В этом диком прикиде мы и проработали весь оставшийся день.
Мы входили, Чирок бегло оглядывал помещение, палил в божий свет и орал:
- Это ограбление! Всем на пол! Всем лежать мордой в пол!
- Всем в пол! - вторил я.
Иногда допускалась предварительно согласованная импровизация. Я говорил:
- Смотри, Третий, какая красотка! Возьмем ее с собой!
А Чирок отвечал:
- Отставить, Пятый! Революция не знает лиц!
Уходя, мы кричали от дверей:
- Революция продолжается!
Я не спрашивал, о какой революции идет речь. Честно говоря, меня это не особенно интересовало.
Мотороллеры не подвели нас ни разу. Телевизора у нас с собою не было, так что все оружие пришлось прятать в седельных сумках. Я уговаривал завести новый контейнер, но Берндт (в этот раз точно Берндт) сказал, что главное преимущество автоматов во внезапности. Счастье, что они так и не понадобились.
К вечеру мы набрали нужную сумму. Мы были готовы, чтобы ехать в Заресск. Я понимал, что это совершенно необходимо.
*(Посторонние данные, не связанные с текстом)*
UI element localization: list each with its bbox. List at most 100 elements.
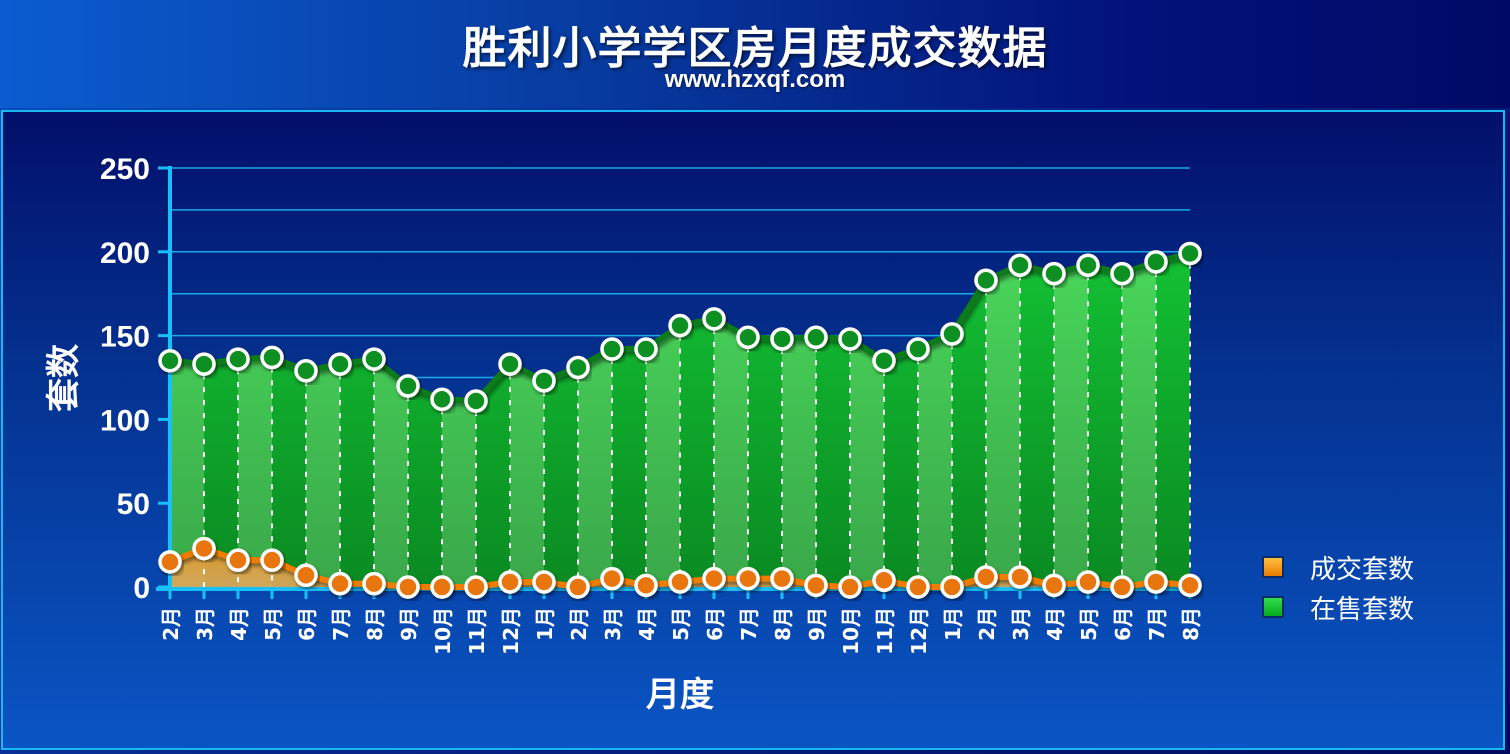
x-tick-label-8: 10月	[431, 607, 455, 655]
legend-label-deal: 成交套数	[1310, 554, 1415, 585]
onsale-stripe-27	[1088, 253, 1123, 587]
x-tick-label-28: 6月	[1111, 607, 1135, 641]
chart-title: 胜利小学学区房月度成交数据	[462, 23, 1048, 74]
onsale-point-26	[1042, 261, 1066, 286]
onsale-point-20	[838, 327, 862, 351]
x-tick-label-22: 12月	[907, 607, 931, 655]
x-tick-label-18: 8月	[771, 607, 795, 641]
legend-label-onsale: 在售套数	[1310, 594, 1415, 625]
deal-point-15	[668, 570, 692, 594]
y-tick-label-100: 100	[100, 404, 150, 437]
onsale-stripe-8	[442, 253, 477, 587]
deal-point-20	[838, 575, 862, 599]
deal-point-13	[600, 566, 624, 591]
x-tick-label-7: 9月	[397, 607, 421, 641]
deal-point-26	[1042, 573, 1066, 598]
x-axis-title: 月度	[646, 675, 714, 715]
x-tick-label-0: 2月	[159, 607, 183, 641]
x-tick-label-24: 2月	[975, 607, 999, 641]
onsale-point-13	[600, 337, 624, 361]
onsale-stripe-17	[748, 253, 783, 587]
deal-point-21	[872, 568, 896, 593]
deal-point-17	[736, 566, 760, 591]
onsale-point-29	[1144, 250, 1168, 274]
onsale-point-8	[430, 387, 454, 412]
deal-point-5	[328, 571, 352, 596]
deal-point-29	[1144, 570, 1168, 594]
deal-point-30	[1178, 573, 1202, 598]
onsale-point-4	[294, 359, 318, 383]
deal-point-12	[566, 575, 590, 599]
onsale-point-6	[362, 347, 386, 371]
x-tick-label-6: 8月	[363, 607, 387, 641]
onsale-point-16	[702, 307, 726, 331]
onsale-stripe-7	[408, 253, 443, 587]
deal-point-24	[974, 565, 998, 589]
x-tick-label-9: 11月	[465, 607, 489, 655]
x-tick-label-23: 1月	[941, 607, 965, 641]
onsale-stripe-25	[1020, 253, 1055, 587]
onsale-stripe-23	[952, 253, 987, 587]
onsale-stripe-18	[782, 253, 817, 587]
x-tick-label-13: 3月	[601, 607, 625, 641]
onsale-point-10	[498, 352, 522, 376]
x-tick-label-16: 6月	[703, 607, 727, 641]
onsale-point-3	[260, 345, 284, 370]
onsale-point-22	[906, 337, 930, 361]
y-tick-label-250: 250	[100, 153, 150, 186]
deal-point-9	[464, 575, 488, 599]
onsale-point-5	[328, 352, 352, 376]
deal-point-19	[804, 573, 828, 598]
deal-point-14	[634, 573, 658, 598]
onsale-point-27	[1076, 253, 1100, 277]
deal-point-23	[940, 575, 964, 599]
x-tick-label-1: 3月	[193, 607, 217, 641]
deal-point-8	[430, 575, 454, 599]
deal-point-28	[1110, 575, 1134, 599]
onsale-point-17	[736, 325, 760, 350]
onsale-stripe-26	[1054, 253, 1089, 587]
deal-point-18	[770, 566, 794, 591]
x-tick-label-12: 2月	[567, 607, 591, 641]
x-tick-label-15: 5月	[669, 607, 693, 641]
x-tick-label-11: 1月	[533, 607, 557, 641]
x-tick-label-21: 11月	[873, 607, 897, 655]
onsale-point-9	[464, 389, 488, 413]
deal-point-7	[396, 575, 420, 599]
onsale-point-1	[192, 352, 216, 376]
deal-point-3	[260, 548, 284, 572]
x-tick-label-5: 7月	[329, 607, 353, 641]
onsale-point-23	[940, 322, 964, 346]
x-tick-label-17: 7月	[737, 607, 761, 641]
legend-swatch-onsale	[1262, 596, 1284, 618]
x-tick-label-25: 3月	[1009, 607, 1033, 641]
onsale-point-7	[396, 374, 420, 398]
y-axis-title: 套数	[44, 344, 84, 412]
deal-point-2	[226, 548, 250, 572]
onsale-stripe-15	[680, 253, 715, 587]
deal-point-22	[906, 575, 930, 599]
y-tick-label-50: 50	[117, 488, 150, 521]
x-tick-label-2: 4月	[227, 607, 251, 641]
onsale-stripe-24	[986, 253, 1021, 587]
legend-item-onsale: 在售套数	[1262, 587, 1414, 627]
onsale-stripe-29	[1156, 253, 1190, 587]
x-tick-label-14: 4月	[635, 607, 659, 641]
legend: 成交套数 在售套数	[1262, 547, 1414, 627]
y-tick-label-0: 0	[133, 572, 150, 605]
x-tick-label-29: 7月	[1145, 607, 1169, 641]
y-tick-label-200: 200	[100, 237, 150, 270]
legend-item-deal: 成交套数	[1262, 547, 1414, 587]
onsale-point-12	[566, 355, 590, 380]
header-bar: 胜利小学学区房月度成交数据 www.hzxqf.com	[0, 0, 1510, 108]
onsale-point-15	[668, 313, 692, 338]
onsale-point-14	[634, 337, 658, 361]
data-points	[158, 241, 1202, 599]
x-tick-label-26: 4月	[1043, 607, 1067, 641]
chart-subtitle: www.hzxqf.com	[664, 66, 846, 93]
onsale-point-2	[226, 347, 250, 371]
x-tick-label-3: 5月	[261, 607, 285, 641]
onsale-point-11	[532, 369, 556, 393]
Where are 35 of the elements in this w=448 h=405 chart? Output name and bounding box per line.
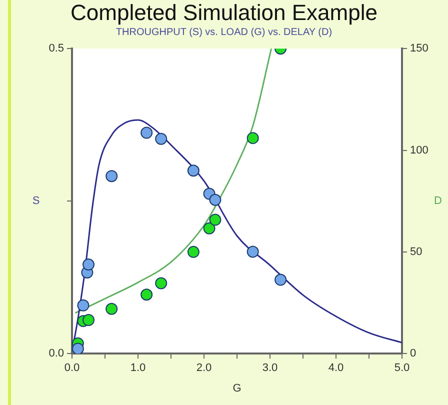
point bbox=[82, 258, 94, 271]
y2-tick-label: 0 bbox=[410, 348, 416, 360]
x-tick-label: 5.0 bbox=[394, 362, 410, 374]
point bbox=[246, 246, 259, 258]
point bbox=[72, 342, 84, 354]
point bbox=[106, 302, 118, 315]
y-axis-title: S bbox=[32, 195, 40, 208]
chart-subtitle: THROUGHPUT (S) vs. LOAD (G) vs. DELAY (D) bbox=[114, 26, 334, 39]
point bbox=[209, 214, 222, 226]
chart-title: Completed Simulation Example bbox=[70, 0, 378, 26]
point bbox=[82, 314, 94, 326]
point bbox=[203, 222, 216, 234]
x-tick-label: 1.0 bbox=[130, 362, 146, 374]
point bbox=[106, 170, 118, 182]
point bbox=[77, 299, 90, 312]
x-tick-label: 3.0 bbox=[262, 362, 278, 374]
line-series bbox=[74, 48, 272, 314]
x-tick-label: 0.0 bbox=[64, 362, 80, 374]
x-tick-label: 2.0 bbox=[196, 362, 212, 374]
point bbox=[155, 277, 168, 290]
y2-tick-label: 150 bbox=[410, 42, 428, 55]
point bbox=[246, 132, 259, 144]
x-tick-label: 4.0 bbox=[328, 362, 344, 374]
point bbox=[155, 132, 168, 145]
point bbox=[187, 164, 200, 177]
y2-tick-label: 100 bbox=[410, 144, 428, 156]
point bbox=[187, 246, 200, 258]
y2-axis-title: D bbox=[434, 195, 442, 208]
point bbox=[140, 288, 153, 301]
x-axis-title: G bbox=[232, 382, 242, 394]
y-tick-label: 0.5 bbox=[48, 42, 64, 55]
y2-tick-label: 50 bbox=[410, 246, 422, 258]
point bbox=[140, 126, 153, 139]
point bbox=[209, 194, 222, 206]
point bbox=[274, 274, 287, 286]
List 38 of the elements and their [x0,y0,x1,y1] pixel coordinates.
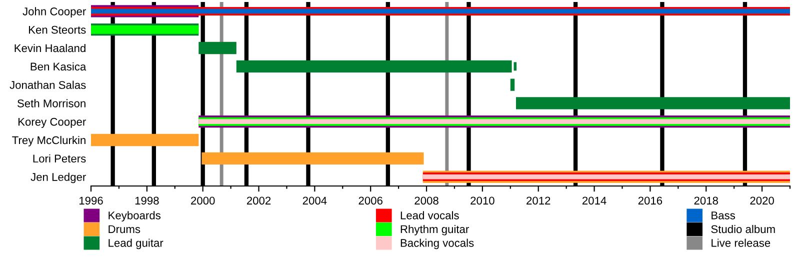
y-tick-label: John Cooper [22,7,86,18]
x-tick-label: 2012 [526,196,550,205]
y-tick-label: Jen Ledger [30,172,86,184]
x-tick-label: 2004 [302,196,327,205]
bar [198,42,236,54]
y-tick-label: Korey Cooper [18,118,86,128]
x-tick-label: 1996 [79,196,103,205]
y-tick-label: Jonathan Salas [10,80,86,89]
legend-label: Studio album [711,224,775,234]
legend-label: Drums [108,225,140,234]
x-tick-label: 1998 [135,196,159,205]
bar [510,78,515,91]
bar [236,60,512,72]
legend-label: Lead vocals [400,211,459,220]
y-tick-label: Seth Morrison [17,99,86,108]
x-tick-label: 2008 [414,196,438,205]
bar [202,152,424,164]
legend-label: Backing vocals [400,238,474,250]
y-tick-label: Lori Peters [33,154,86,163]
x-tick-label: 2010 [470,196,494,205]
legend-label: Lead guitar [108,238,164,250]
legend-label: Keyboards [108,211,160,222]
x-tick-label: 2002 [246,196,271,205]
bar [516,97,790,110]
x-tick-label: 2016 [638,196,662,205]
x-tick-label: 2000 [191,196,215,205]
x-tick-label: 2020 [750,196,774,205]
x-tick-label: 2014 [582,196,606,205]
x-tick-label: 2006 [358,196,382,205]
bar [91,134,199,146]
x-tick-label: 2018 [694,196,718,205]
y-tick-label: Ben Kasica [30,62,86,71]
y-tick-label: Trey McClurkin [12,136,86,146]
legend-label: Rhythm guitar [400,224,469,236]
y-tick-label: Kevin Haaland [14,44,86,52]
y-tick-label: Ken Steorts [28,26,86,34]
legend-label: Live release [712,238,770,247]
legend-label: Bass [712,212,736,220]
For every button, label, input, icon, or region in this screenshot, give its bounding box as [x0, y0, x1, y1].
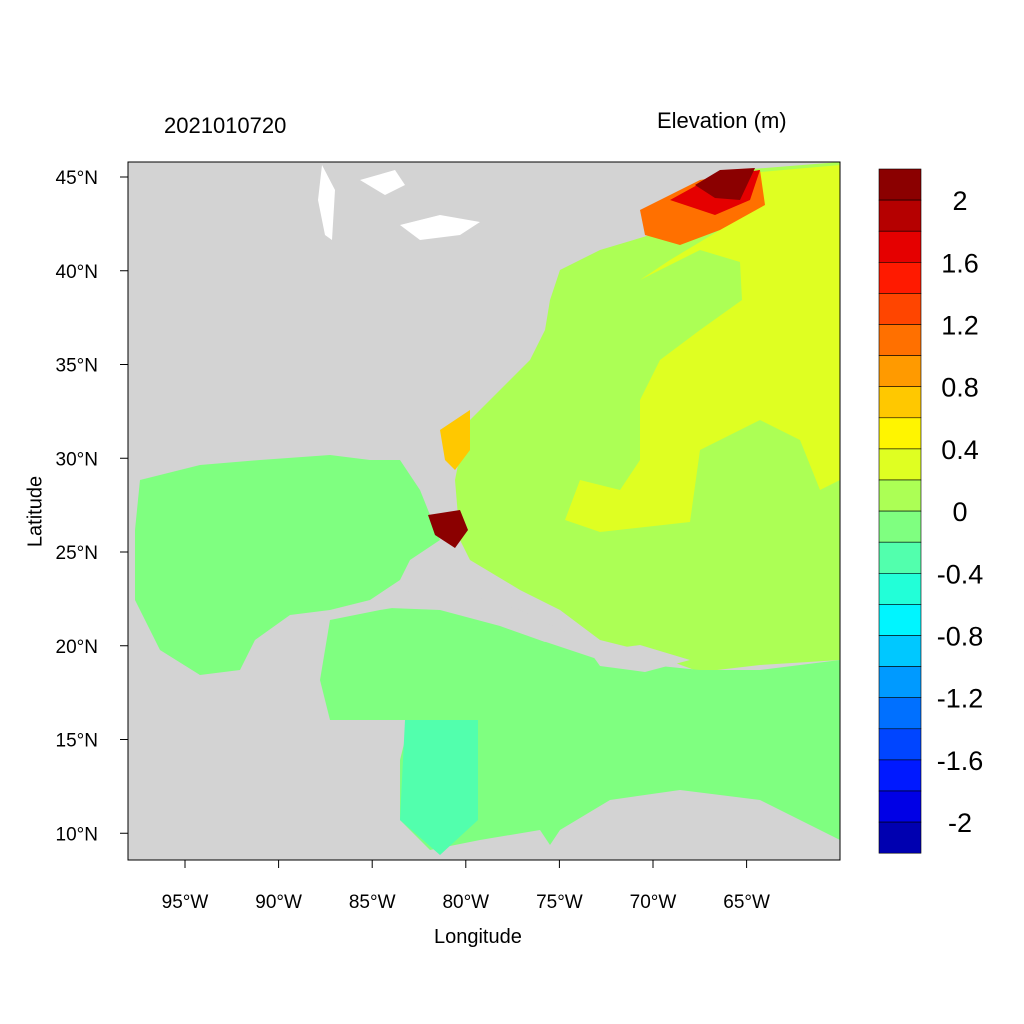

Мне лишь все еще было неясно - зачем.
* * *
- Последний козырь.
- Что?
- Это называется "Последний козырь".
- Что?
- То, чем мы сейчас занимаемся.
- Звучит не слишком обнадеживающе.
- Когда ты совершаешь действие, ты рассчитываешь на какой-то результат. Обычно его можно предвидеть. Так делается любой ход в любой игре. Но если все ходы ведут к поражению, остается только одно - делать ходы с непредсказуемым результатом. Это дает шанс изменить ситуацию в корне. Не столько приблизить выигрыш, сколько начать другую игру. Своего рода китайская ничья. Или, вернее, казацкий штосс.
- Но все-таки, ты можешь мне объяснить, какого ляда мы делаем в этом поезде?
- Едем в Заресск.
- Зачем?
- Выяснять происхождение твоего детского имени.
- Вира-майна, Чирок, неужели эта антропонимика нам чем-нибудь поможет?
- Слушай, Док, - Берндт оставался невозмутим, - не надо делать вид, что ты ничего не понимаешь.
- Я действительно не понимаю. Я чувствую, что это дело стоящее, но не понимаю, почему.
- Док, у кого ты научился программаторскому искусству?
- Я? У старшего брата, ты же знаешь.
- А он у кого?
- У дяди. А в чем дело?
- В чем дело? А дядя у кого?
- Чирок, куда ты клонишь? Все мои предки были ломщиками, насколько я знаю. В чем дело-то?
- В чем дело? Дело в том, что меня зовут Берндт. Не корчи из себя идиота. Док, твои предки были ломщиками задолго до того, как такое ремесло вообще появилось в этом грешном мире. Ты просто никогда не пытался связать факты вместе. Твои предки, Док, одни из самых древних ломщиков в мире. Из тех, кто создавал это ремесло, как жанр. Ты об этом не догадывался!?
- Чирок... Берндт... Да я знаю, что я ломщик по крови. Но что это нам дает?
- Ты не просто ломщик по крови. Ты потомок прародителей программаторского ремесла. Разве нет?
- Ну... Возможно. Но что мы ищем? Как оно нам поможет?
- Ладно, уговорил. На ближайшей станции пересядем на встречный и едем обратно.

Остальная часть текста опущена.